Il'ouvrit les deux yeux. Oubliant la honte, il releva la tête de ses mains, et Neifa lui sourit.

« C'est bon. Je daignerai sortir avec vous. Je pensais vous humaniser, mais après que vous soyez humain, ce n'est pas mal non plus. »

« … Je peux devenir humain ? Moi ? »

« Si vous avez une fierté et une conscience propre, vous êtes un homme des plus charmants. »

C'est ça, c'est ça. Pourquoi donc ? Contrairement à d'habitude, il ne put rire et laisser couler, les mots s'empilant dans sa poitrine.

« Mais pas d'infidélité. C'est entendu ? »

« … Ah, oui. »

« Quand les vacances finiront, vous rentrerez à la capitale. Vous reviendrez les week-ends ? »

« Uu… » Une autre honte monta. Il ne pouvait pas regarder Neifa en face. Pourtant, il eut envie de toucher la main posée sur son épaule.

« Oui. … Autant que possible, même en temps normal, je rentrerai. »

« Faites-le. »

« … Si… sinon, vous venez à la capitale ? Moi, en ce moment, je suis hébergé au vieux château du Roi Démon… une chambre, je peux l'avoir, enfin… »

« Qu'allez-vous faire en vivant ensemble ? Si je suis votre souhait, ce sera 당연히 des chambres séparées. »

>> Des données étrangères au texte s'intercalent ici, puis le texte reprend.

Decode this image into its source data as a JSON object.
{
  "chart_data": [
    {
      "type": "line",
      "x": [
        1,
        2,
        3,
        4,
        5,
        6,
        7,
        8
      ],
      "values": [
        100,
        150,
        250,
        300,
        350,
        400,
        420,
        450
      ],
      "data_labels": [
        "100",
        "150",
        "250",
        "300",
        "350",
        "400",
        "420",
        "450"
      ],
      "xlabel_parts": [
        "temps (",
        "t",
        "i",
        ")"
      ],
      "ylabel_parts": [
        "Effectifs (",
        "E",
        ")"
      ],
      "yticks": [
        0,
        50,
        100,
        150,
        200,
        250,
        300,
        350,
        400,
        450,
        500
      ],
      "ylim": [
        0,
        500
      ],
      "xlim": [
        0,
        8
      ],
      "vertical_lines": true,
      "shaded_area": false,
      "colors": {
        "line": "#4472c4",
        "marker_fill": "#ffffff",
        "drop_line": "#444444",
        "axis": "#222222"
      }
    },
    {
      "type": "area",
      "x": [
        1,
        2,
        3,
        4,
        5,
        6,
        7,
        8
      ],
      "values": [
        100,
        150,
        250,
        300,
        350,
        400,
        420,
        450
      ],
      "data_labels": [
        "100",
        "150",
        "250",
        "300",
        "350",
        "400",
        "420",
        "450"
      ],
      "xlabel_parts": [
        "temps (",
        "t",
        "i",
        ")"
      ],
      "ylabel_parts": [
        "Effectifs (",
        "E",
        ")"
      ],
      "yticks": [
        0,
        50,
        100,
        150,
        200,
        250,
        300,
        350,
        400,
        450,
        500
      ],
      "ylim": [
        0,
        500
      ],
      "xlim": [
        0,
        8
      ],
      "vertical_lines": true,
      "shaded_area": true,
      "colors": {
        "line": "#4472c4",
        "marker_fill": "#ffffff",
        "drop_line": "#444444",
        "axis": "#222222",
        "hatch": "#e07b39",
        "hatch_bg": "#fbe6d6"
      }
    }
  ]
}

« …… Arrêtez de dire des trucs qui font vaciller ma raison. »

« C'est vous qui avez décidé tout seul de cet entraînement. »

C'est bien vrai.

Tandis qu'il se tordait entre désirs et idéaux, le rire de Neifa parvint à ses oreilles. Piqué, Élefas tira la main restée sur son épaule.

« En tout cas, je suis un homme, alors me faire subir sans réagir, c'est un peu… »

« Ara. »

Le fait qu'elle ne bronche pas, c'est qu'il y a là de l'amour et du pardon.

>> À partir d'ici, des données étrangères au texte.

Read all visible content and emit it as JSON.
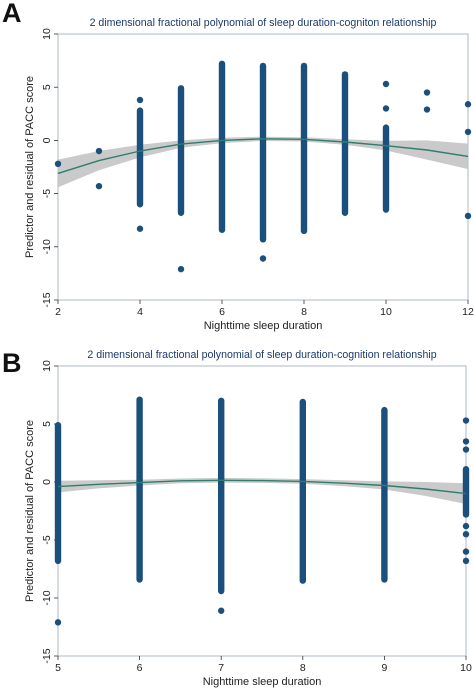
{
  "panels": [
    {
      "letter": "A"
    },
    {
      "letter": "B"
    }
  ],
  "colors": {
    "points": "#1b4f7c",
    "fit_line": "#2f7d6d",
    "ci_band": "#c4c4c4",
    "frame": "#9aa8b8",
    "title": "#1b3a6b"
  },
  "chart_data": [
    {
      "type": "scatter",
      "title": "2 dimensional fractional polynomial of sleep duration-cogniton relationship",
      "xlabel": "Nighttime sleep duration",
      "ylabel": "Predictor and residual of PACC score",
      "xlim": [
        2,
        12
      ],
      "ylim": [
        -15,
        10
      ],
      "xticks": [
        2,
        4,
        6,
        8,
        10,
        12
      ],
      "yticks": [
        -15,
        -10,
        -5,
        0,
        5,
        10
      ],
      "grid": false,
      "columns": [
        {
          "x": 2,
          "min": -2.2,
          "max": -2.2
        },
        {
          "x": 3,
          "min": -1.0,
          "max": -1.0
        },
        {
          "x": 4,
          "min": -6.0,
          "max": 2.8
        },
        {
          "x": 5,
          "min": -6.8,
          "max": 4.9
        },
        {
          "x": 6,
          "min": -8.4,
          "max": 7.2
        },
        {
          "x": 7,
          "min": -9.3,
          "max": 7.0
        },
        {
          "x": 8,
          "min": -8.5,
          "max": 7.0
        },
        {
          "x": 9,
          "min": -6.8,
          "max": 6.2
        },
        {
          "x": 10,
          "min": -6.5,
          "max": 1.2
        }
      ],
      "outliers": [
        {
          "x": 3,
          "y": -4.3
        },
        {
          "x": 4,
          "y": 3.8
        },
        {
          "x": 4,
          "y": -8.3
        },
        {
          "x": 5,
          "y": -12.1
        },
        {
          "x": 7,
          "y": -11.1
        },
        {
          "x": 10,
          "y": 5.3
        },
        {
          "x": 10,
          "y": 3.0
        },
        {
          "x": 11,
          "y": 4.5
        },
        {
          "x": 11,
          "y": 2.9
        },
        {
          "x": 12,
          "y": 3.4
        },
        {
          "x": 12,
          "y": 0.8
        },
        {
          "x": 12,
          "y": -7.1
        }
      ],
      "fit": {
        "x": [
          2,
          3,
          4,
          5,
          6,
          7,
          8,
          9,
          10,
          11,
          12
        ],
        "y": [
          -3.1,
          -1.9,
          -1.0,
          -0.35,
          0.0,
          0.15,
          0.1,
          -0.15,
          -0.5,
          -0.9,
          -1.5
        ],
        "lower": [
          -4.4,
          -2.8,
          -1.6,
          -0.7,
          -0.25,
          -0.05,
          -0.1,
          -0.4,
          -0.95,
          -1.8,
          -2.7
        ],
        "upper": [
          -1.8,
          -1.0,
          -0.4,
          0.0,
          0.25,
          0.35,
          0.3,
          0.1,
          -0.05,
          0.0,
          -0.3
        ]
      }
    },
    {
      "type": "scatter",
      "title": "2 dimensional fractional polynomial of sleep duration-cognition relationship",
      "xlabel": "Nighttime sleep duration",
      "ylabel": "Predictor and residual of PACC score",
      "xlim": [
        5,
        10
      ],
      "ylim": [
        -15,
        10
      ],
      "xticks": [
        5,
        6,
        7,
        8,
        9,
        10
      ],
      "yticks": [
        -15,
        -10,
        -5,
        0,
        5,
        10
      ],
      "grid": false,
      "columns": [
        {
          "x": 5,
          "min": -6.8,
          "max": 4.9
        },
        {
          "x": 6,
          "min": -8.4,
          "max": 7.1
        },
        {
          "x": 7,
          "min": -9.4,
          "max": 7.0
        },
        {
          "x": 8,
          "min": -8.5,
          "max": 6.9
        },
        {
          "x": 9,
          "min": -8.4,
          "max": 6.2
        },
        {
          "x": 10,
          "min": -2.8,
          "max": 1.1
        }
      ],
      "outliers": [
        {
          "x": 5,
          "y": -12.1
        },
        {
          "x": 7,
          "y": -11.1
        },
        {
          "x": 10,
          "y": 5.3
        },
        {
          "x": 10,
          "y": 3.5
        },
        {
          "x": 10,
          "y": 2.8
        },
        {
          "x": 10,
          "y": -3.8
        },
        {
          "x": 10,
          "y": -4.5
        },
        {
          "x": 10,
          "y": -6.0
        },
        {
          "x": 10,
          "y": -6.8
        }
      ],
      "fit": {
        "x": [
          5,
          5.5,
          6,
          6.5,
          7,
          7.5,
          8,
          8.5,
          9,
          9.5,
          10
        ],
        "y": [
          -0.4,
          -0.2,
          -0.05,
          0.1,
          0.15,
          0.12,
          0.05,
          -0.1,
          -0.3,
          -0.6,
          -1.0
        ],
        "lower": [
          -0.9,
          -0.55,
          -0.3,
          -0.1,
          -0.05,
          -0.08,
          -0.15,
          -0.35,
          -0.65,
          -1.2,
          -1.9
        ],
        "upper": [
          0.1,
          0.15,
          0.2,
          0.3,
          0.35,
          0.32,
          0.25,
          0.15,
          0.05,
          0.0,
          -0.1
        ]
      }
    }
  ]
}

En le pensant, l'hésitation disparut comme par magie. Il ne trouva pas ça trop vite. Construire une vraie relation, quelle norme.

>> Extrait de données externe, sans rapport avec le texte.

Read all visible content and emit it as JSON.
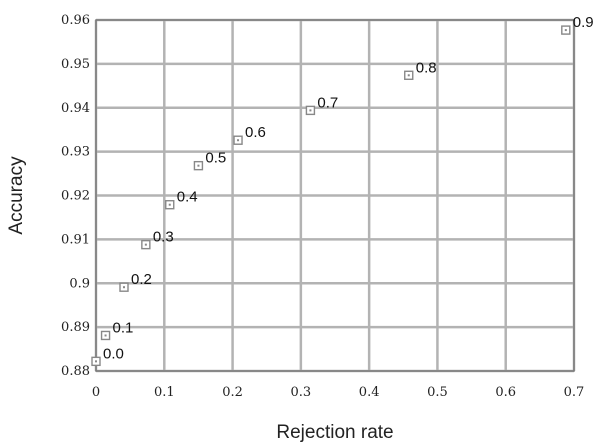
{
  "chart_data": {
    "type": "scatter",
    "title": "",
    "xlabel": "Rejection rate",
    "ylabel": "Accuracy",
    "xlim": [
      0,
      0.7
    ],
    "ylim": [
      0.88,
      0.96
    ],
    "x_ticks": [
      "0",
      "0.1",
      "0.2",
      "0.3",
      "0.4",
      "0.5",
      "0.6",
      "0.7"
    ],
    "y_ticks": [
      "0.88",
      "0.89",
      "0.9",
      "0.91",
      "0.92",
      "0.93",
      "0.94",
      "0.95",
      "0.96"
    ],
    "grid": true,
    "marker_color": "#888888",
    "grid_color": "#b3b3b3",
    "series": [
      {
        "points": [
          {
            "x": 0.0,
            "y": 0.8822,
            "label": "0.0"
          },
          {
            "x": 0.014,
            "y": 0.8881,
            "label": "0.1"
          },
          {
            "x": 0.041,
            "y": 0.8991,
            "label": "0.2"
          },
          {
            "x": 0.073,
            "y": 0.9088,
            "label": "0.3"
          },
          {
            "x": 0.108,
            "y": 0.9179,
            "label": "0.4"
          },
          {
            "x": 0.15,
            "y": 0.9268,
            "label": "0.5"
          },
          {
            "x": 0.208,
            "y": 0.9326,
            "label": "0.6"
          },
          {
            "x": 0.314,
            "y": 0.9394,
            "label": "0.7"
          },
          {
            "x": 0.458,
            "y": 0.9474,
            "label": "0.8"
          },
          {
            "x": 0.688,
            "y": 0.9577,
            "label": "0.9"
          }
        ]
      }
    ]
  }
}
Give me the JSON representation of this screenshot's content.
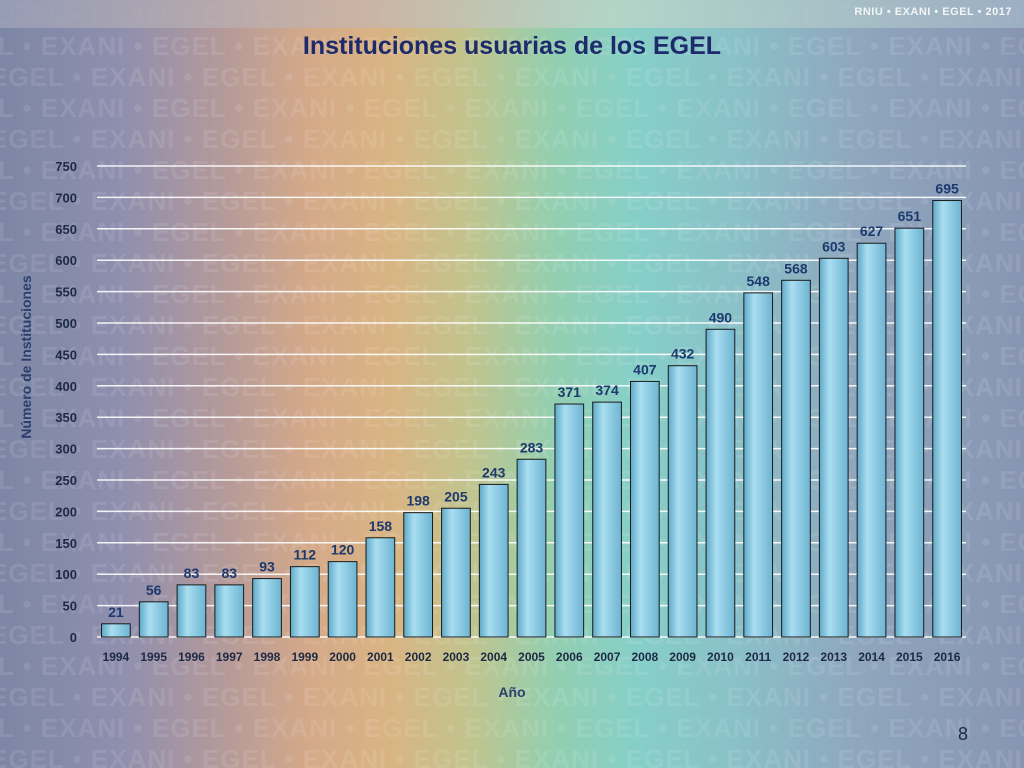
{
  "header": {
    "brand": "RNIU • EXANI • EGEL • 2017"
  },
  "watermark_text": "EGEL • EXANI • EGEL • EXANI • EGEL • EXANI • EGEL • EXANI • EGEL • EXANI • EGEL • EXANI",
  "page_number": "8",
  "chart_data": {
    "type": "bar",
    "title": "Instituciones usuarias de los EGEL",
    "xlabel": "Año",
    "ylabel": "Número de Instituciones",
    "categories": [
      "1994",
      "1995",
      "1996",
      "1997",
      "1998",
      "1999",
      "2000",
      "2001",
      "2002",
      "2003",
      "2004",
      "2005",
      "2006",
      "2007",
      "2008",
      "2009",
      "2010",
      "2011",
      "2012",
      "2013",
      "2014",
      "2015",
      "2016"
    ],
    "values": [
      21,
      56,
      83,
      83,
      93,
      112,
      120,
      158,
      198,
      205,
      243,
      283,
      371,
      374,
      407,
      432,
      490,
      548,
      568,
      603,
      627,
      651,
      695
    ],
    "ylim": [
      0,
      750
    ],
    "yticks": [
      0,
      50,
      100,
      150,
      200,
      250,
      300,
      350,
      400,
      450,
      500,
      550,
      600,
      650,
      700,
      750
    ],
    "grid": true,
    "data_labels": true,
    "colors": {
      "bar": "#7fc3dc",
      "bar_edge": "#1a1a1a",
      "label": "#1d3a6e",
      "grid": "#ffffff",
      "title": "#1d2a6b"
    }
  }
}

(Même si, si je la touche, je vais me laisser emporter…)

Tout en pensant ça, il ferma les yeux et mêla son souffle au sien, quand soudain on lui tira la nuque.

Surpris, Élefas rouvrit les yeux. L'ambiance était pourtant parfaite, tout à l'heure —.

« … Qu'est-ce que c'est que ça ? »

« Ha ? — Cho… »

On lui releva violemment le col de sa chemise, lui serrant presque la gorge. Mais face au regard aiguisé de Neifa, il se tut.

Par expérience, il le savait bien. Une mauvaise parole et il était mort.

Neifa grogna bas, comme un grondement.

« … Du rouge à lèvres. »

Sa gestion de crise et son esprit vif trouvèrent la réponse instantanément.

C'est Lilia. Au parc, au moment de se séparer, elle a dû le mettre.

Avant qu'Élefas, le regard fuyant, ne trouve une excuse, Neifa l'attrapa par le col.

« Qui est-ce ? »

« C-c'est… une farce, non… »

« Avec ça, c'est parfaitement en forme de lèvres, vous ne trouvez pas ? »

« …… »

Lilia est la Vierge à l'Épée Sainte, mais aussi une criminelle, et l'épouse du second prince d'Elmeia. Rien que d'essayer de l'expliquer, c'est compliqué.

C'est pourquoi Élefas afficha un sourire.

« Ne vous en faites pas, c'est rien. »

« Ara, quel beau sourire. Dis, mon mari. Tu peux aussi interroger ton corps, tu sais ? »

Neifa défit le bouton de sa chemise avec fluidité.

Deuxième jour de congés, nuit. Nouvelle crise de chasteté.

Mais Élefas ne s'enfuit pas, et mit pleinement à profit ses capacités de middle management pour calmer sa femme.